Di luar, angin pagi menerpa wajah Aria. Langkahnya terasa berat dan tubuhnya dipenuhi rasa sakit. Tekanan di dadanya semakin menguat. Ia sadar setiap hari adalah perjuangan, baik di ring tinju maupun di sekolah.
Di gerbang, ia berhenti sejenak, menatap bangunan sekolah yang dingin dan tak ramah. Maya meremas lembut bahunya, seolah-olah memberi kekuatan tanpa kata-kata. "Kamu bisa menghadapinya," kata Maya, suaranya tenang namun penuh keyakinan.
Aria menghela napas panjang. Ya, aku bisa menghadapinya. Tetapi, pertarungan yang sebenarnya bukan hanya di atas ring.
***
Aria melangkah masuk ke halaman sekolah dengan langkah berat. Punggungnya masih terasa kaku akibat sparring kemarin. Matahari belum sepenuhnya naik, tapi udara pagi sudah mulai terasa hangat di kulitnya. Sekolah tampak tenang dari luar, tapi ia tahu ada sesuatu yang menunggunya di dalam. Fajar. Namanya saja sudah membuat jantungnya berdebar sedikit lebih cepat.
Aria melangkah melalui lorong panjang, suara sepatunya menggema. Di ujung, sekelompok anak laki-laki berkumpul, dan di tengah mereka, Fajar berdiri dengan tangan disilang, tatapan tajam menanti kedatangannya.
Aria menarik napas panjang. Ini bukan tentang keberanian atau ketakutan, ini soal bertahan. Dia tidak boleh tahu aku takut.
Fajar melangkah maju, meninggalkan kelompoknya, dan berdiri di depan Aria dengan senyum sinis. Matanya menyipit, mengisyaratkan ancaman yang tak terucap.
“Kamu datang juga, Aria,” katanya, suaranya rendah, seperti ular mendesis. Anak-anak lain mulai tertawa kecil di belakangnya.
Aria berhenti, tubuhnya tegang. "Kenapa tidak?" jawabnya, suaranya lebih tenang dari yang ia rasakan. Fajar tetap diam, tetapi senyum itu tidak hilang. Dia berjalan memutari Aria, seperti singa mengelilingi mangsanya.
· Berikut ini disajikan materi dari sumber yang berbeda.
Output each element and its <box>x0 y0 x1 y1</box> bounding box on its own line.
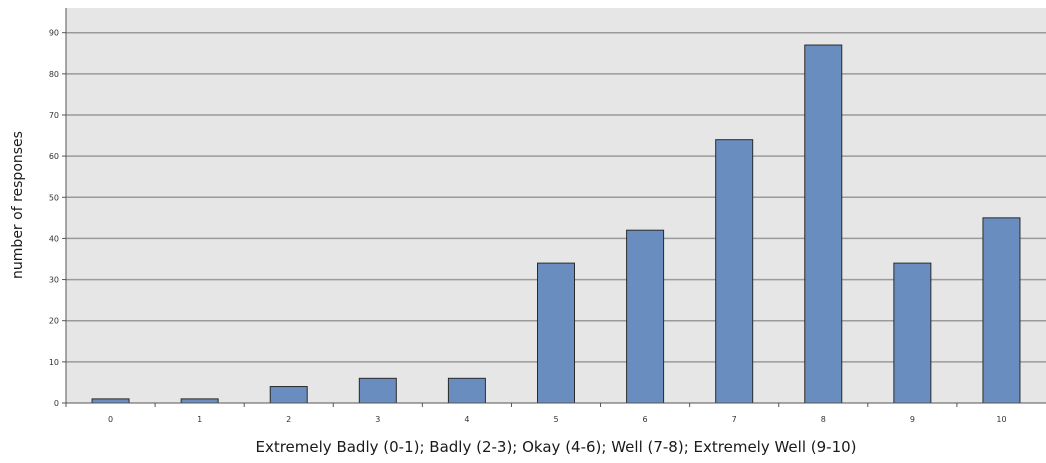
y-tick-label: 50 <box>49 193 59 202</box>
bar-6 <box>626 229 665 404</box>
y-tick-label: 30 <box>49 276 59 285</box>
x-tick-label: 5 <box>553 415 558 424</box>
bar-5 <box>537 262 575 404</box>
x-tick-label: 1 <box>197 415 202 424</box>
x-tick-label: 7 <box>732 415 737 424</box>
bar-7 <box>715 139 754 404</box>
bar-4 <box>447 377 486 404</box>
x-tick-labels: 0 1 2 3 4 5 6 7 8 9 10 <box>65 403 1007 424</box>
y-tick-label: 40 <box>49 234 59 243</box>
y-tick-labels: 0 10 20 30 40 50 60 70 80 90 <box>49 29 66 408</box>
y-tick-label: 60 <box>49 152 59 161</box>
bar-3 <box>358 377 397 404</box>
bar-1 <box>180 398 219 404</box>
x-tick-label: 8 <box>821 415 826 424</box>
y-axis-title: number of responses <box>10 131 26 279</box>
x-tick-label: 2 <box>286 415 291 424</box>
y-tick-label: 10 <box>49 358 59 367</box>
bar-0 <box>91 398 130 404</box>
bar-8 <box>804 44 843 404</box>
x-tick-label: 9 <box>910 415 915 424</box>
x-tick-label: 4 <box>464 415 469 424</box>
x-axis-title: Extremely Badly (0-1); Badly (2-3); Okay… <box>255 438 856 456</box>
bars <box>91 44 1021 404</box>
y-tick-label: 20 <box>49 317 59 326</box>
y-tick-label: 70 <box>49 111 59 120</box>
y-tick-label: 80 <box>49 70 59 79</box>
x-tick-label: 3 <box>375 415 380 424</box>
x-tick-label: 6 <box>643 415 648 424</box>
bar-2 <box>269 386 308 404</box>
bar-10 <box>982 217 1021 404</box>
y-tick-label: 0 <box>54 399 59 408</box>
x-tick-label: 10 <box>996 415 1006 424</box>
y-tick-label: 90 <box>49 29 59 38</box>
bar-9 <box>893 262 932 404</box>
x-tick-label: 0 <box>108 415 113 424</box>
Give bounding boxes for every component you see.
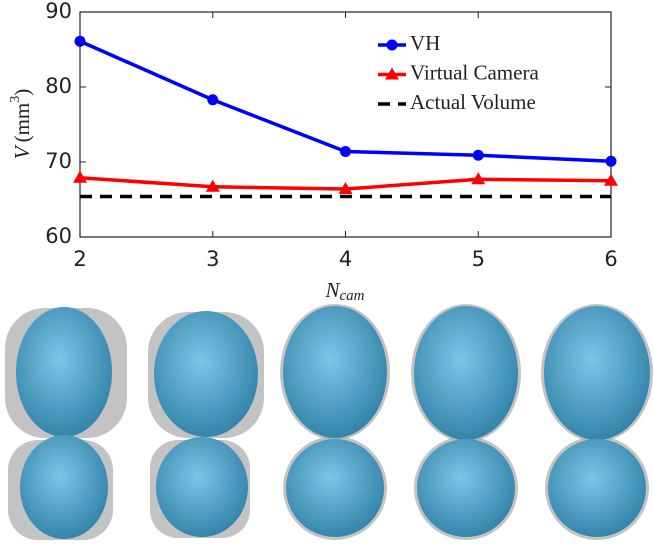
y-tick-label: 80 — [45, 74, 72, 98]
legend-label: VH — [410, 31, 440, 55]
blob-column — [411, 304, 521, 540]
y-tick-label: 60 — [45, 224, 72, 248]
point — [338, 182, 353, 194]
y-tick-label: 70 — [45, 149, 72, 173]
y-label-symbol: V — [10, 144, 34, 159]
point — [340, 146, 351, 157]
plot-frame — [79, 11, 612, 238]
x-tick-label: 4 — [339, 247, 352, 271]
point — [73, 170, 87, 183]
blob-column — [5, 307, 127, 540]
y-tick-label: 90 — [45, 0, 72, 23]
x-tick-label: 3 — [206, 247, 219, 271]
point — [605, 155, 617, 167]
blob-column — [148, 311, 264, 538]
point — [472, 149, 484, 161]
reconstruction-images — [5, 304, 653, 540]
legend-label: Actual Volume — [410, 90, 536, 114]
point — [604, 173, 618, 186]
point — [207, 94, 219, 106]
x-tick-label: 5 — [472, 247, 485, 271]
legend-label: Virtual Camera — [410, 60, 539, 84]
legend-marker — [385, 67, 399, 80]
point — [471, 172, 486, 185]
blob-column — [280, 304, 390, 540]
y-label-unit: (mm — [10, 103, 34, 143]
legend-marker — [386, 39, 398, 51]
y-label-close: ) — [10, 89, 34, 96]
x-axis-label: Ncam — [324, 278, 364, 305]
x-label-symbol: N — [324, 278, 340, 302]
x-tick-label: 2 — [73, 247, 86, 271]
y-label-exponent: 3 — [8, 96, 23, 103]
point — [205, 179, 220, 192]
x-label-subscript: cam — [340, 288, 365, 304]
blob-column — [541, 304, 653, 540]
y-axis-label: V(mm3) — [8, 89, 34, 160]
x-tick-label: 6 — [604, 247, 617, 271]
point — [74, 35, 86, 47]
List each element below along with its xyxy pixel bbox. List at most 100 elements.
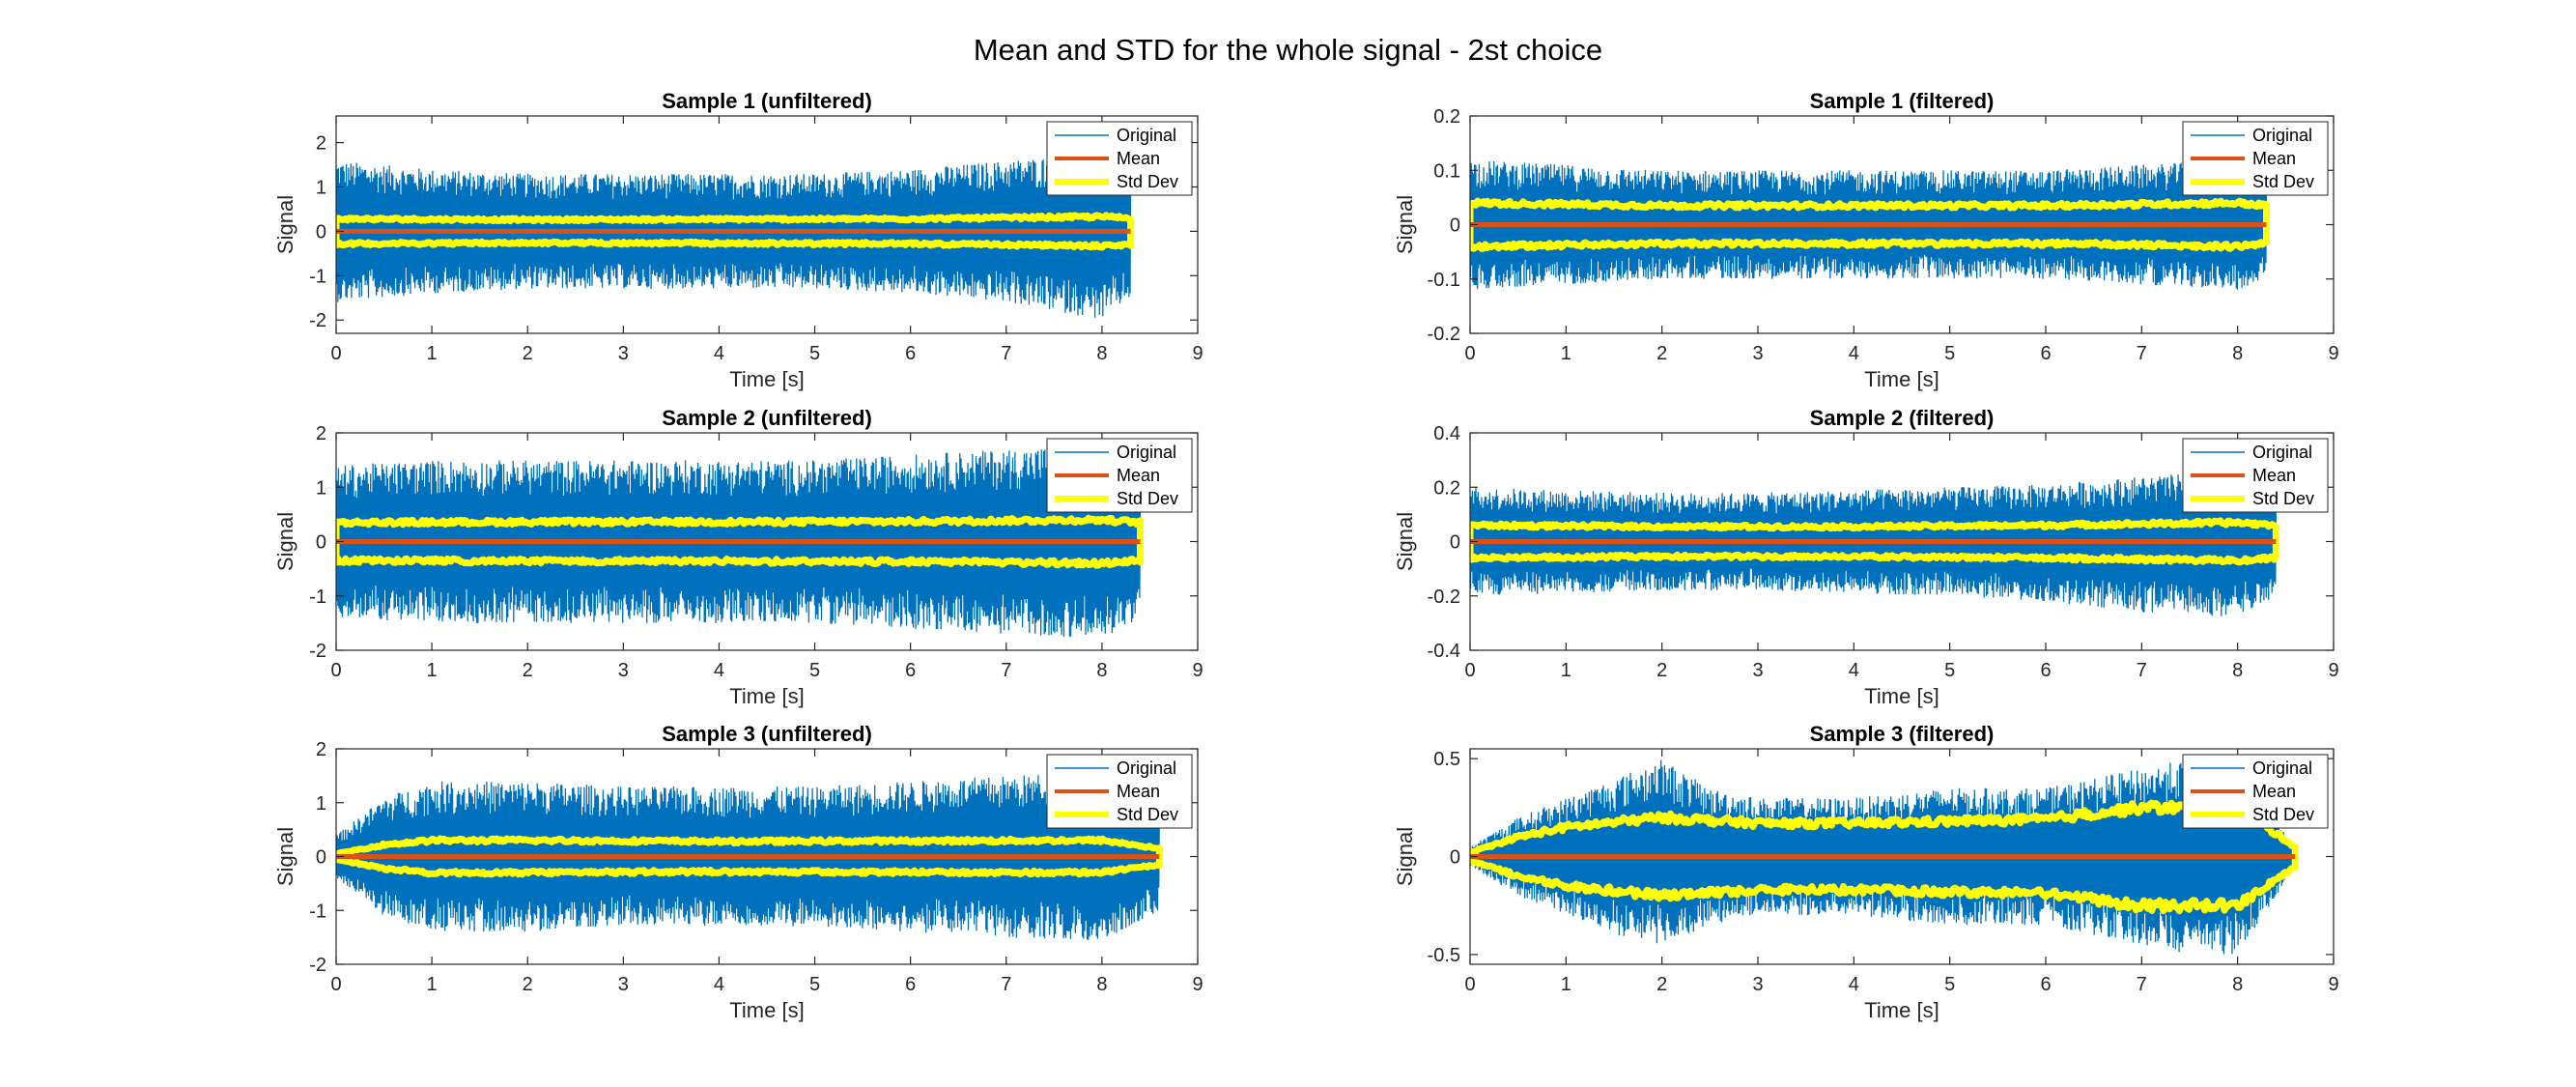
legend-label: Original [1117,758,1176,778]
x-tick-label: 1 [1561,974,1571,995]
x-tick-label: 4 [714,660,724,681]
x-tick-label: 7 [1001,974,1011,995]
legend-label: Original [2252,443,2312,462]
x-tick-label: 7 [2137,660,2147,681]
x-tick-label: 1 [427,343,438,364]
x-tick-label: 8 [2232,660,2243,681]
x-tick-label: 6 [905,974,916,995]
figure-title: Mean and STD for the whole signal - 2st … [973,33,1603,67]
x-tick-label: 2 [1656,660,1667,681]
x-tick-label: 7 [2137,974,2147,995]
legend: Original Mean Std Dev [1046,438,1193,513]
y-tick-label: -0.2 [1428,586,1460,608]
x-tick-label: 3 [618,660,629,681]
y-tick-label: 0.2 [1433,477,1460,499]
y-tick-label: 0 [1450,532,1460,554]
y-tick-label: -2 [309,310,326,331]
x-tick-label: 0 [1464,343,1475,364]
y-tick-label: -0.4 [1428,641,1460,662]
series-std-dev [336,212,1135,251]
y-tick-label: -2 [309,955,326,976]
x-tick-label: 0 [330,343,341,364]
legend: Original Mean Std Dev [2182,754,2329,829]
y-tick-label: 0 [316,847,326,869]
legend-label: Std Dev [2252,805,2314,824]
x-tick-label: 4 [714,343,724,364]
x-tick-label: 2 [1656,343,1667,364]
x-tick-label: 0 [1464,660,1475,681]
subplot-1: 0 1 2 3 4 5 6 7 8 9 -2 -1 0 1 2 Sample 1 (unfiltered) Ti… [273,89,1203,391]
x-tick-label: 5 [809,974,820,995]
x-tick-label: 3 [1752,343,1763,364]
x-tick-label: 2 [523,660,533,681]
y-tick-label: -2 [309,641,326,662]
y-axis-label: Signal [273,512,297,571]
x-tick-label: 6 [2040,343,2051,364]
y-tick-label: 0 [316,532,326,554]
y-axis-label: Signal [1393,827,1417,886]
x-tick-label: 6 [905,660,916,681]
y-tick-label: 1 [316,477,326,499]
x-tick-label: 5 [1944,343,1955,364]
y-tick-label: 0.4 [1433,423,1460,444]
subplot-title: Sample 3 (filtered) [1810,722,1995,746]
x-tick-label: 5 [809,660,820,681]
subplot-4: 0 1 2 3 4 5 6 7 8 9 -0.4 -0.2 0 0.2 0.4 Sample 2 (filte… [1393,406,2339,708]
y-tick-label: 0.5 [1433,749,1460,770]
legend-label: Original [2252,758,2312,778]
legend-label: Mean [1117,782,1160,801]
x-tick-label: 7 [2137,343,2147,364]
series-original [336,152,1132,318]
y-tick-label: 2 [316,423,326,444]
legend: Original Mean Std Dev [1046,754,1193,829]
x-tick-label: 9 [1192,974,1203,995]
x-tick-label: 3 [1752,974,1763,995]
x-tick-label: 7 [1001,660,1011,681]
x-tick-label: 8 [1096,660,1107,681]
series-std-dev [336,514,1144,569]
y-axis-label: Signal [1393,195,1417,254]
y-tick-label: 0 [316,221,326,243]
y-tick-label: 1 [316,177,326,198]
legend-label: Mean [1117,466,1160,485]
legend: Original Mean Std Dev [2182,121,2329,196]
x-tick-label: 5 [1944,974,1955,995]
subplot-2: 0 1 2 3 4 5 6 7 8 9 -0.2 -0.1 0 0.1 0.2 Sample 1 (filte… [1393,89,2339,391]
x-tick-label: 5 [1944,660,1955,681]
x-tick-label: 8 [2232,974,2243,995]
y-axis-label: Signal [273,195,297,254]
x-tick-label: 9 [2328,660,2338,681]
x-tick-label: 9 [2328,974,2338,995]
y-axis-label: Signal [273,827,297,886]
y-tick-label: -1 [309,266,326,287]
subplot-title: Sample 1 (unfiltered) [662,89,872,113]
y-tick-label: 2 [316,739,326,760]
y-tick-label: 0 [1450,847,1460,869]
y-tick-label: -1 [309,586,326,608]
y-tick-label: 0.1 [1433,160,1460,182]
y-tick-label: -0.2 [1428,324,1460,345]
x-tick-label: 1 [427,660,438,681]
series-std-dev [336,835,1163,878]
x-axis-label: Time [s] [1864,367,1939,391]
x-tick-label: 3 [618,974,629,995]
x-axis-label: Time [s] [1864,998,1939,1022]
series-original [1470,758,2296,955]
x-tick-label: 4 [1849,343,1859,364]
subplot-3: 0 1 2 3 4 5 6 7 8 9 -2 -1 0 1 2 Sample 2 (unfiltered) Ti… [273,406,1203,708]
x-tick-label: 1 [1561,660,1571,681]
x-tick-label: 0 [330,660,341,681]
x-tick-label: 1 [1561,343,1571,364]
legend-label: Original [1117,443,1176,462]
x-tick-label: 4 [1849,660,1859,681]
x-tick-label: 4 [714,974,724,995]
legend-label: Std Dev [1117,172,1178,191]
subplot-title: Sample 2 (unfiltered) [662,406,872,430]
axes-box [335,115,1199,334]
subplot-5: 0 1 2 3 4 5 6 7 8 9 -2 -1 0 1 2 Sample 3 (unfiltered) Ti… [273,722,1203,1022]
x-axis-label: Time [s] [729,684,804,708]
legend-label: Original [1117,126,1176,145]
series-original [336,445,1142,638]
y-tick-label: 1 [316,793,326,815]
x-tick-label: 7 [1001,343,1011,364]
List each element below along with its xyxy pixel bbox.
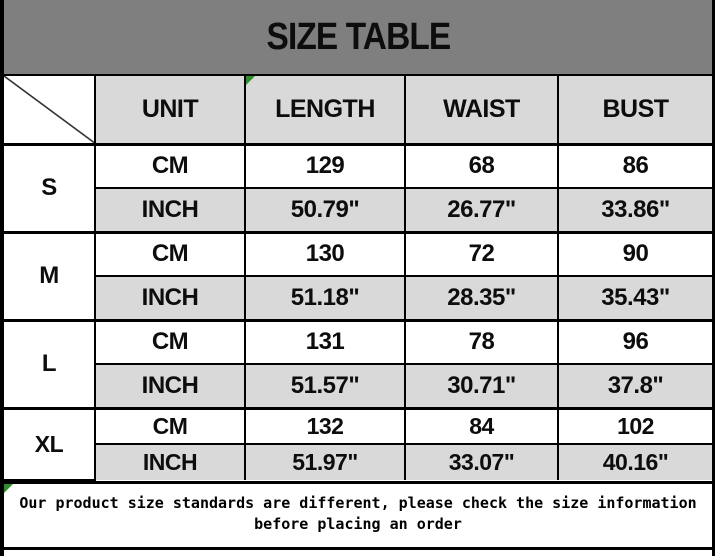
waist-value: 26.77" [404, 187, 559, 233]
bust-value: 40.16" [557, 443, 712, 480]
table-row-xl-inch: INCH 51.97" 33.07" 40.16" [4, 443, 712, 480]
bust-value: 35.43" [557, 275, 712, 321]
col-header-waist: WAIST [404, 76, 559, 146]
unit-cell: CM [94, 142, 246, 189]
length-value: 129 [244, 142, 406, 189]
length-value: 51.18" [244, 275, 406, 321]
footer-note-line-2: before placing an order [254, 515, 462, 533]
size-label-xl: XL [4, 406, 96, 481]
unit-cell: CM [94, 318, 246, 365]
col-header-unit: UNIT [94, 76, 246, 146]
length-value: 50.79" [244, 187, 406, 233]
table-row-m-cm: M CM 130 72 90 [4, 230, 712, 321]
waist-value: 78 [404, 318, 559, 365]
unit-cell: INCH [95, 443, 246, 480]
waist-value: 84 [404, 406, 559, 445]
col-header-length-label: LENGTH [275, 94, 375, 123]
bust-value: 96 [557, 318, 712, 365]
col-header-length: LENGTH [244, 76, 406, 146]
bust-value: 102 [557, 406, 712, 445]
table-row-l-cm: L CM 131 78 96 [4, 318, 712, 409]
length-value: 51.57" [244, 363, 406, 409]
unit-cell: INCH [95, 187, 246, 233]
bust-value: 33.86" [557, 187, 712, 233]
cell-flag-icon [247, 76, 255, 85]
cell-flag-icon [4, 484, 13, 493]
waist-value: 33.07" [404, 443, 559, 480]
bust-value: 86 [557, 142, 712, 189]
bust-value: 90 [557, 230, 712, 277]
size-label-m: M [4, 230, 96, 321]
table-row-s-cm: S CM 129 68 86 [4, 142, 712, 233]
bust-value: 37.8" [557, 363, 712, 409]
unit-cell: CM [94, 230, 246, 277]
page-title: SIZE TABLE [266, 15, 451, 58]
unit-cell: CM [94, 406, 246, 445]
waist-value: 72 [404, 230, 559, 277]
table-row-xl-cm: XL CM 132 84 102 [4, 406, 712, 481]
col-header-bust: BUST [557, 76, 712, 146]
waist-value: 30.71" [404, 363, 559, 409]
diagonal-slash-icon [4, 76, 94, 143]
length-value: 130 [244, 230, 406, 277]
unit-cell: INCH [95, 275, 246, 321]
unit-cell: INCH [95, 363, 246, 409]
waist-value: 28.35" [404, 275, 559, 321]
size-label-l: L [4, 318, 96, 409]
footer-note-line-1: Our product size standards are different… [19, 494, 697, 512]
table-row-m-inch: INCH 51.18" 28.35" 35.43" [4, 275, 712, 321]
title-band: SIZE TABLE [4, 0, 712, 76]
table-header-row: UNIT LENGTH WAIST BUST [4, 76, 712, 146]
size-table: UNIT LENGTH WAIST BUST S CM 129 68 86 IN… [4, 76, 712, 481]
length-value: 132 [244, 406, 406, 445]
length-value: 51.97" [244, 443, 406, 480]
waist-value: 68 [404, 142, 559, 189]
diagonal-cell [4, 76, 96, 145]
table-row-s-inch: INCH 50.79" 26.77" 33.86" [4, 187, 712, 233]
length-value: 131 [244, 318, 406, 365]
footer-note: Our product size standards are different… [4, 481, 712, 550]
table-row-l-inch: INCH 51.57" 30.71" 37.8" [4, 363, 712, 409]
size-label-s: S [4, 142, 96, 233]
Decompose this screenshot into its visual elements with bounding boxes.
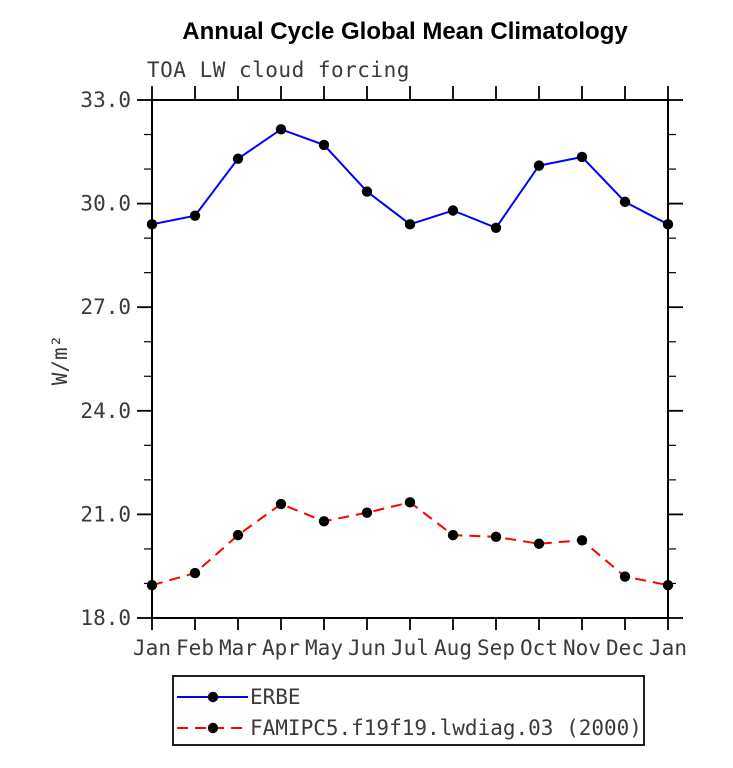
- data-point: [232, 153, 244, 164]
- data-point: [447, 529, 459, 541]
- y-tick-label: 27.0: [80, 295, 131, 319]
- data-point: [576, 151, 588, 163]
- data-point: [619, 571, 631, 582]
- legend-box: ERBE FAMIPC5.f19f19.lwdiag.03 (2000): [172, 675, 645, 746]
- data-point: [490, 531, 502, 543]
- x-tick-label: Feb: [176, 636, 214, 660]
- data-point: [232, 529, 244, 541]
- data-point: [447, 205, 459, 216]
- data-point: [361, 186, 373, 197]
- data-point: [361, 507, 373, 518]
- data-point: [533, 160, 545, 171]
- x-tick-label: May: [305, 636, 343, 660]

“Kemarin kamu berani juga, ya? Tapi, apa kamu bisa mempertahankannya?” Fajar berkata, sambil menepuk bahu Aria dengan cara yang hampir ramah, tapi pukulannya terasa berat. Sentuhan itu membuat tubuh Aria tegang, tangannya mengepal tanpa disadari.
Fajar melangkah lebih dekat, nyaris menyudutkannya ke dinding. Napasnya terasa di telinga Aria. "Kamu pikir kamu bisa lepas dari aku hanya karena kamu bisa meninju?"